W2W4: Knicks vs. Raptors

The Raptors complete a home-and-home with the Knicks -- this time without star forward Rudy Gay, who suffered a jammed back on Friday night and didn't travel with the team to New York. But the Knicks still have to worry about Raptors sixth man Alan Anderson, who scored a career-high 35 points last night. Actually, out of his four highest scoring games in his career, two have been against the Knicks. The other time was his 26-point outing on Feb. 13 at the Garden, which the Knicks lost, 92-88.

Here are three main things to watch for in Saturday night's game, which will start at 7:30 p.m.:

1. Minutes count. After Friday night's win, Mike Woodson said that he felt "bad" for playing Carmelo Anthony 43 minutes. While Melo scored a game-high 37 points, Woodson has to be careful not to overwork his star player. He did just come off an injury. The coach said recently that he will look to solidify a starting five and rotation -- perhaps nine deep -- and that needs to start happening now with less than a month remaining in the regular season. He's been eager to win games lately by increasing playing time on his go-to guys, but managing an older roster means more of a balance.

2. Kenyon Martin's impact. In five straight starts, he's been a huge catalyst for the team on both ends of the floor. Against the Raptors last night, he had two steals and a blocked shot. And offensively, he was 9-for-10 from the field, connecting on several putback dunks and a couple of pick and rolls with Raymond Felton. His efficient night was one for the books. In only one of his 705 previous regular-season games had he produced such a high shooting percentage while making at least nine field goals. He went 10-for-10 for the Nuggets in a win over the Bulls on Nov. 23, 2008.
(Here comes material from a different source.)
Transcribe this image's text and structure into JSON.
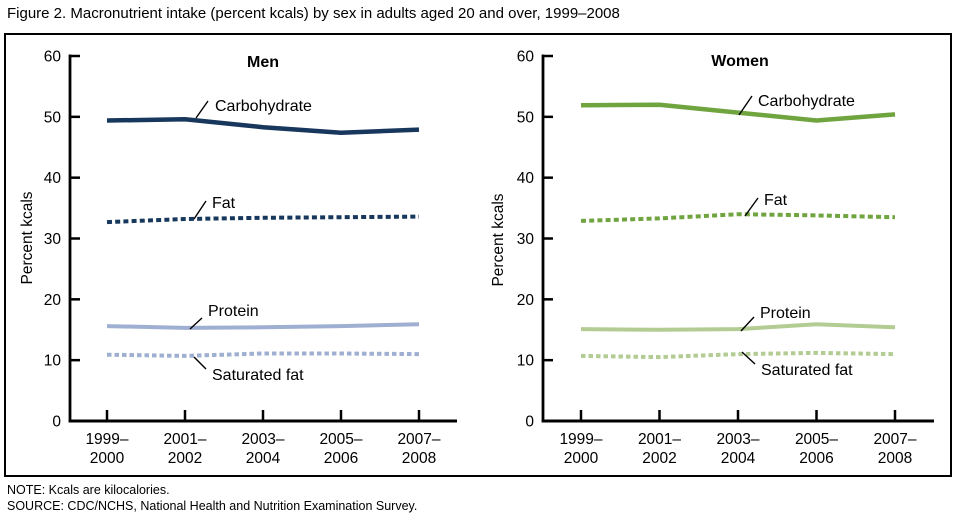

3. How will Steve Novak and Chris Copeland fit in? Obviously they add a good amount offensively -- Novak with his 3-point shooting; Copeland with his all-around game -- but they are weak links defensively. That's why Woodson only played them a combined 11 minutes last night, as he wanted to secure the victory. Once Chandler returns to play alongside Martin at times, Novak and Copeland could see the court a bit more, as Woodson might feel more confident in knowing there's more paint protection. Overall, Woodson needs to build consistency with who plays how many minutes, so the guys can feel more comfortable once they step on the court. Mental preparation is always a big part of the game.